Task 3: To find the minimum number of arrests, I have to remove the edges of a minimum number of nodes from the graph, so that the remaining graph will have no edges. By reducing this problem to the precedent one, I have deducted that this is efficiently done by eliminating the edges outsides of the nodes that make up the max-clique in the complementary graph. To do so, I will have to build the complementary graph and run task2 until I get the size of the max-clique and the correct output will be nodes that are not part of it. Note: I will start by searching for cliques of size 'families', then decrease the size.

Complexities: initializeHashmaps: O(n) makeComplementary: O(n^2) relationsNumber: O(n) readProblemData: O(m) reduceToTask2: O(n^2) extractAnswerFromTask2: O(l), where l is the size of the max-clique found in the complementary graph writeAnswer: O(n)

BonusTask: To solve this task, I am using the same logic from the previous task. However, I will find the max-clique without having to reduce the problem to task2. This means I will have to check if the found clique covers every single edge in the graph, and it is of minimum size. To ensure it is a minimum clique, I will find the max-clique in the complementary graph, and then remove those nodes, so that the remaining ones are the ones I need. I gave every soft clause a weight equal to 1, each representing whether the given node is part of the clique or not. To make sure every edge is covered by the chosen clique and to improve performance, I am using the following logic: The nodes in the clique I need contain all the edges of the graph. This means, I can rebuild the initial graph, by only using these nodes.

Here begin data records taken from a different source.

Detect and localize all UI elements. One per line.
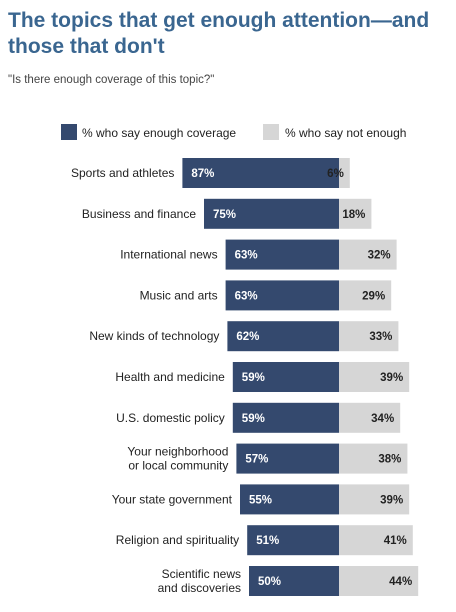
legend-swatch-not-enough: [263, 124, 279, 140]
bar-enough: [225, 239, 339, 270]
chart-subtitle: "Is there enough coverage of this topic?…: [8, 74, 215, 86]
value-label-not-enough: 34%: [371, 413, 394, 425]
bar-row: 59% 34% U.S. domestic policy: [116, 402, 401, 433]
value-label-enough: 51%: [256, 535, 279, 547]
bar-not-enough: [339, 158, 350, 188]
bar-row: 55% 39% Your state government: [112, 484, 410, 515]
category-label: Health and medicine: [115, 370, 225, 384]
value-label-not-enough: 38%: [378, 454, 401, 466]
category-label: Sports and athletes: [71, 166, 174, 180]
bar-not-enough: [339, 484, 410, 515]
category-label: U.S. domestic policy: [116, 411, 225, 425]
legend-label-enough: % who say enough coverage: [82, 126, 236, 140]
bar-enough: [227, 321, 339, 352]
bar-enough: [225, 280, 339, 311]
category-label-line: New kinds of technology: [89, 329, 219, 343]
bar-enough: [247, 525, 339, 556]
legend-label-not-enough: % who say not enough: [285, 126, 406, 140]
value-label-not-enough: 44%: [389, 576, 412, 588]
bar-rows: 87% 6% Sports and athletes 75% 18% Business a…: [71, 158, 419, 596]
category-label: Business and finance: [82, 207, 196, 221]
value-label-enough: 50%: [258, 576, 281, 588]
value-label-not-enough: 39%: [380, 494, 403, 506]
bar-row: 50% 44% Scientific news and discoveries: [158, 566, 419, 596]
bar-enough: [240, 484, 339, 515]
value-label-not-enough: 39%: [380, 372, 403, 384]
bar-row: 63% 32% International news: [120, 239, 397, 270]
chart-legend: % who say enough coverage % who say not e…: [61, 124, 406, 140]
category-label: Your neighborhood or local community: [127, 445, 228, 473]
category-label-line: or local community: [128, 459, 228, 473]
value-label-enough: 55%: [249, 494, 272, 506]
value-label-not-enough: 32%: [368, 250, 391, 262]
value-label-not-enough: 41%: [384, 535, 407, 547]
bar-not-enough: [339, 525, 413, 556]
bar-row: 87% 6% Sports and athletes: [71, 158, 350, 188]
category-label-line: U.S. domestic policy: [116, 411, 225, 425]
bar-row: 57% 38% Your neighborhood or local communit…: [127, 443, 408, 474]
bar-not-enough: [339, 443, 408, 474]
bar-enough: [236, 443, 339, 474]
value-label-not-enough: 18%: [342, 209, 365, 221]
category-label-line: Sports and athletes: [71, 166, 174, 180]
bar-enough: [249, 566, 339, 596]
bar-not-enough: [339, 362, 410, 392]
category-label: Your state government: [112, 492, 233, 506]
bar-enough: [204, 198, 339, 229]
category-label-line: Your neighborhood: [127, 445, 228, 459]
category-label-line: Religion and spirituality: [116, 533, 239, 547]
category-label: International news: [120, 248, 217, 262]
value-label-not-enough: 33%: [369, 331, 392, 343]
value-label-not-enough: 6%: [327, 168, 344, 180]
bar-not-enough: [339, 321, 399, 352]
category-label-line: Health and medicine: [115, 370, 225, 384]
value-label-enough: 63%: [235, 290, 258, 302]
bar-not-enough: [339, 198, 372, 229]
value-label-not-enough: 29%: [362, 290, 385, 302]
bar-row: 63% 29% Music and arts: [140, 280, 392, 311]
category-label-line: and discoveries: [158, 581, 241, 595]
value-label-enough: 63%: [235, 250, 258, 262]
category-label-line: Scientific news: [162, 567, 241, 581]
value-label-enough: 57%: [245, 454, 268, 466]
value-label-enough: 87%: [191, 168, 214, 180]
bar-not-enough: [339, 402, 401, 433]
chart-title: The topics that get enough attention—and…: [8, 9, 430, 58]
category-label: New kinds of technology: [89, 329, 219, 343]
legend-swatch-enough: [61, 124, 77, 140]
category-label-line: International news: [120, 248, 217, 262]
value-label-enough: 62%: [236, 331, 259, 343]
bar-enough: [182, 158, 339, 188]
category-label: Music and arts: [140, 288, 218, 302]
category-label: Religion and spirituality: [116, 533, 239, 547]
bar-not-enough: [339, 280, 392, 311]
category-label-line: Your state government: [112, 492, 233, 506]
bar-not-enough: [339, 566, 419, 596]
bar-enough: [232, 402, 339, 433]
bar-row: 51% 41% Religion and spirituality: [116, 525, 413, 556]
bar-not-enough: [339, 239, 397, 270]
bar-enough: [232, 362, 339, 392]
category-label: Scientific news and discoveries: [158, 567, 241, 595]
bar-row: 59% 39% Health and medicine: [115, 362, 410, 392]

To further improve performance, I am not building and comparing a new graph to the original one every time, I am only checking if the nodes in the clique I found have connections to all the nodes from the original.(If some nodes from the graph have no edges at all, I will also take them into consideration, while checking the 'new graph')

Complexities: initializeHashmaps: O(n) belongsClique: O(1) findNodes: O(l), where l is the size of the found clique makeComplementary: O(n^2) getCommon: O(n1 * n2), where n1 is the neighbours number of the first node and n2 is the neighbours number of the second node -> worst case scenario is when both nodes are connected to every single node from the graph, resulting in O(n^2) findCLique: O(n * (n - 1) * O(getCommon)) ( O(n^4) is the worst case scenario, when the graph is a complete graph) readProblemData: O(m) formulateOracleQuestion: O(n) decipherOracleQuestion: O(n^2) writeAnswer: O(n)

Note: the complexity of the solve method will always be equal to the greatest complexity that appears in a function that is used to solve a certain task, exception being task3, where the complexity will also depend on the number of times it takes to find out the max-clique by using task2.